Algorithm::integrating (QuTiP-style):

Evolves under non-Hermitian $H_\text{eff}/i$ (norm decays continuously, encoding integrated jump probability)
Samples random threshold normAt_; when normSqr(psi) < normAt_, a jump occurs
Bisects to find the exact jump time via bisect_ struct (bracketing interval [t0,t1] with norms [n0,n1])
More accurate — jump time is exact to within normTol

Algorithm::stepwise (Comp. Phys. Comm. 238:88 2019):

Evolves under physical Hermitian H, renormalizes after each step
Computes rates explicitly, samples jump probabilistically as sampleRandom()/getDtDid() < totalRate
Adjusts timestep so dp = totalRate * dtTry ≈ dpLimit
Simpler but introduces discretization error proportional to dpLimit
Currently broken — stale references to q.ex and q.qsd from an earlier refactor

AverageTrajectories specialization for QJMC:

rho = dyad(trajs[0].psi, trajs[0].psi);
for each remaining traj: addTo(traj.psi, rho);
rho /= nTraj;

Accumulates |ψk⟩⟨ψk| directly into the pre-allocated DensityOperator buffer — no intermediate density matrices allocated.
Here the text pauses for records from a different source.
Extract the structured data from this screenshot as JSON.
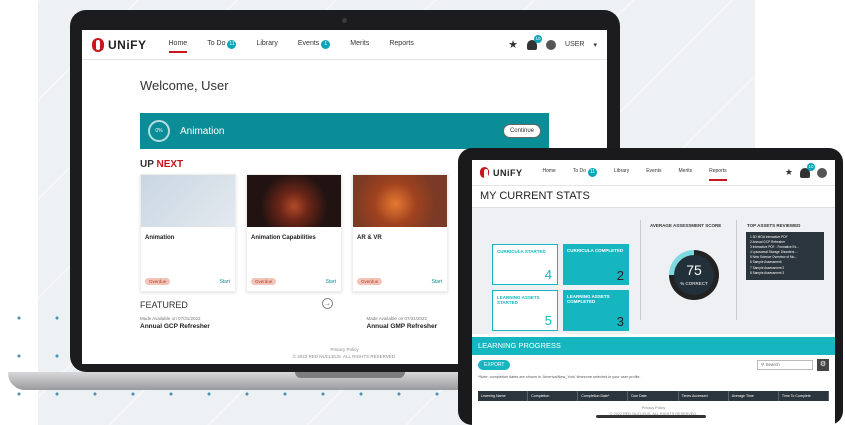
{
  "laptop": {
    "brand": "UNiFY",
    "nav": [
      {
        "label": "Home",
        "badge": ""
      },
      {
        "label": "To Do",
        "badge": "11"
      },
      {
        "label": "Library",
        "badge": ""
      },
      {
        "label": "Events",
        "badge": "1"
      },
      {
        "label": "Merits",
        "badge": ""
      },
      {
        "label": "Reports",
        "badge": ""
      }
    ],
    "bell_badge": "10",
    "user_label": "USER",
    "welcome": "Welcome, User",
    "banner": {
      "percent": "0%",
      "title": "Animation",
      "continue": "Continue"
    },
    "upnext": {
      "prefix": "UP ",
      "accent": "NEXT"
    },
    "cards": [
      {
        "title": "Animation",
        "tag": "Overdue",
        "action": "Start"
      },
      {
        "title": "Animation Capabilities",
        "tag": "Overdue",
        "action": "Start"
      },
      {
        "title": "AR & VR",
        "tag": "Overdue",
        "action": "Start"
      }
    ],
    "featured_title": "FEATURED",
    "featured": [
      {
        "avail": "Made Available on 07/31/2022",
        "name": "Annual GCP Refresher"
      },
      {
        "avail": "Made Available on 07/31/2022",
        "name": "Annual GMP Refresher"
      }
    ],
    "footer_link": "Privacy Policy",
    "footer_copy": "© 2022 RED NUCLEUS. ALL RIGHTS RESERVED."
  },
  "tablet": {
    "brand": "UNiFY",
    "nav": [
      {
        "label": "Home",
        "badge": ""
      },
      {
        "label": "To Do",
        "badge": "11"
      },
      {
        "label": "Library",
        "badge": ""
      },
      {
        "label": "Events",
        "badge": ""
      },
      {
        "label": "Merits",
        "badge": ""
      },
      {
        "label": "Reports",
        "badge": ""
      }
    ],
    "bell_badge": "10",
    "stats_title": "MY CURRENT STATS",
    "stats": [
      {
        "label": "CURRICULA STARTED",
        "value": "4"
      },
      {
        "label": "CURRICULA COMPLETED",
        "value": "2"
      },
      {
        "label": "LEARNING ASSETS STARTED",
        "value": "5"
      },
      {
        "label": "LEARNING ASSETS COMPLETED",
        "value": "3"
      }
    ],
    "avg_label": "AVERAGE ASSESSMENT SCORE",
    "avg_value": "75",
    "avg_unit": "% CORRECT",
    "avg_fraction": 0.75,
    "top_label": "TOP ASSETS REVIEWED",
    "top_assets": [
      "1  3D MOA Interactive PDF",
      "2  Annual GCP Refresher",
      "3  Interactive PDF - Formative Ex...",
      "4  Lysosomal Storage Disorders ...",
      "5  New Science Overview of Mo...",
      "6  Sample Assessment",
      "7  Sample Assessment 2",
      "8  Sample Assessment 3"
    ],
    "lp_title": "LEARNING PROGRESS",
    "export": "EXPORT",
    "search_placeholder": "Search",
    "note": "*Note: completion dates are shown in 'America/New_York' timezone selected in your user profile.",
    "columns": [
      "Learning Name",
      "Completion",
      "Completion Date*",
      "Due Date",
      "Times Accessed",
      "Average Time",
      "Time To Complete"
    ],
    "footer_link": "Privacy Policy",
    "footer_copy": "© 2022 RED NUCLEUS. ALL RIGHTS RESERVED."
  }
}
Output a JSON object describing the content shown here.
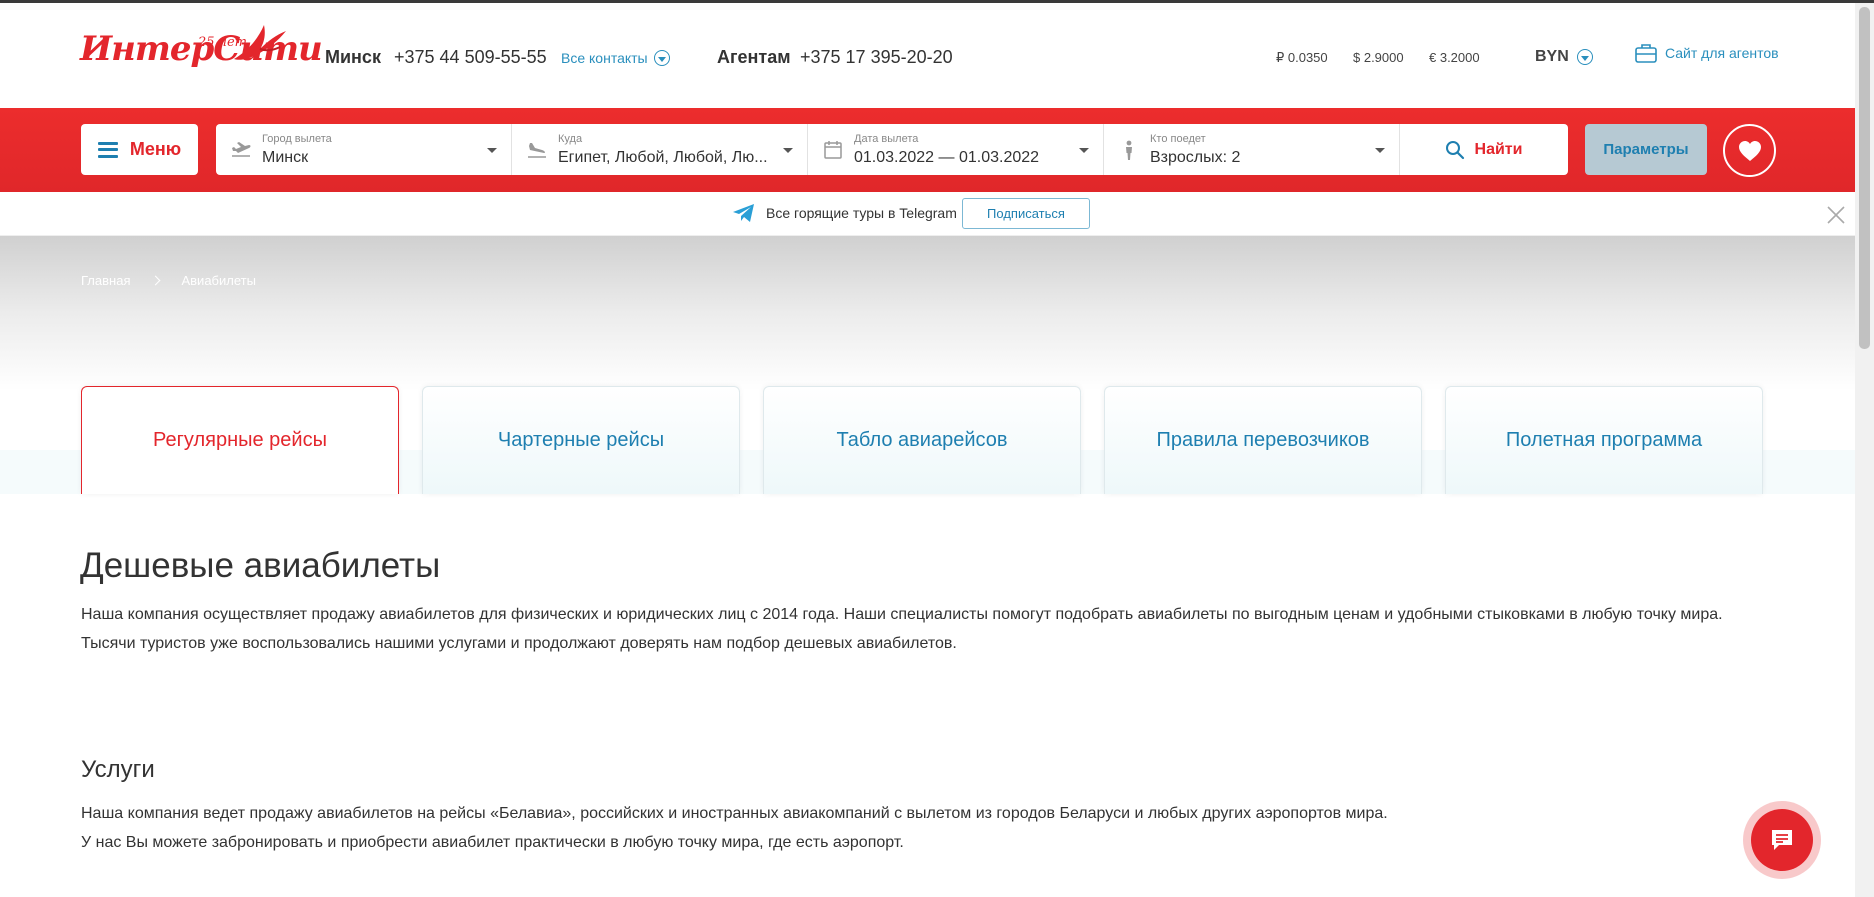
{
  "header": {
    "logo": {
      "text": "ИнтерСити",
      "years": "25 лет"
    },
    "minsk": {
      "city": "Минск",
      "phone": "+375 44 509-55-55",
      "contacts_link": "Все контакты"
    },
    "agents": {
      "label": "Агентам",
      "phone": "+375 17 395-20-20"
    },
    "rates": [
      {
        "label": "₽ 0.0350"
      },
      {
        "label": "$ 2.9000"
      },
      {
        "label": "€ 3.2000"
      }
    ],
    "currency": "BYN",
    "agents_site": "Сайт для агентов"
  },
  "search": {
    "menu_label": "Меню",
    "fields": [
      {
        "label": "Город вылета",
        "value": "Минск",
        "icon": "plane-takeoff-icon"
      },
      {
        "label": "Куда",
        "value": "Египет, Любой, Любой, Лю...",
        "icon": "plane-landing-icon"
      },
      {
        "label": "Дата вылета",
        "value": "01.03.2022 — 01.03.2022",
        "icon": "calendar-icon"
      },
      {
        "label": "Кто поедет",
        "value": "Взрослых: 2",
        "icon": "person-icon"
      }
    ],
    "find_label": "Найти",
    "params_label": "Параметры"
  },
  "telegram": {
    "text": "Все горящие туры в Telegram",
    "subscribe": "Подписаться"
  },
  "breadcrumb": {
    "home": "Главная",
    "current": "Авиабилеты"
  },
  "tabs": [
    {
      "label": "Регулярные рейсы",
      "active": true
    },
    {
      "label": "Чартерные рейсы",
      "active": false
    },
    {
      "label": "Табло авиарейсов",
      "active": false
    },
    {
      "label": "Правила перевозчиков",
      "active": false
    },
    {
      "label": "Полетная программа",
      "active": false
    }
  ],
  "content": {
    "title": "Дешевые авиабилеты",
    "intro": [
      "Наша компания осуществляет продажу авиабилетов для физических и юридических лиц с 2014 года. Наши специалисты помогут подобрать авиабилеты по выгодным ценам и удобными стыковками в любую точку мира.",
      "Тысячи туристов уже воспользовались нашими услугами и продолжают доверять нам подбор дешевых авиабилетов."
    ],
    "services_title": "Услуги",
    "services": [
      "Наша компания ведет продажу авиабилетов на рейсы «Белавиа», российских и иностранных авиакомпаний с вылетом из городов Беларуси и любых других аэропортов мира.",
      "У нас Вы можете забронировать и приобрести авиабилет практически в любую точку мира, где есть аэропорт."
    ]
  },
  "colors": {
    "brand_red": "#e3262c",
    "link_blue": "#1e7fb0",
    "params_bg": "#b6c9d3"
  }
}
4.5 structure layer (→ `quantumdynamics`)

All structure elements are concept-constrained callables, not class instances. Design consistency across the layer:

Hamiltonian, ExpectationValues: compile-time Hana sequences — structure fixed at compile time
Liouvillian: runtime std::vector — number of jump operators may vary; std::join_view limitations make Hana composition impractical
ExactPropagator: per-subsystem by nature, no sequence needed — broadcast() with retainedAxes handles subsystem application

4.5.1 Hamiltonian.h

Recursive compile-time Hana sequences of functionals. Three levels of time dependence:

Concept	Signature
`time_independent_functional`	`H(psi, dpsidt)`
`one_time_dependent_functional`	`H(t-t0, psi, dpsidt)` — interaction picture
`two_time_dependent_functional`	`H(t, psi, dpsidt, t0)` — full Schrödinger picture

Important: the functionals apply $H/i$ to the state vector, not $H$ itself. Furthermore $H$ is not necessarily Hermitian — in the QJMC and Master contexts it is the full effective non-Hermitian Hamiltonian $H_\text{eff} = H_\text{phys} - \frac{i}{2}\sum_k J_k^\dagger J_k$, which includes the no-jump backaction from the dissipator. The $H/i$ convention is what makes the algebra click consistently across all trajectory types (pure state, master equation, QJMC).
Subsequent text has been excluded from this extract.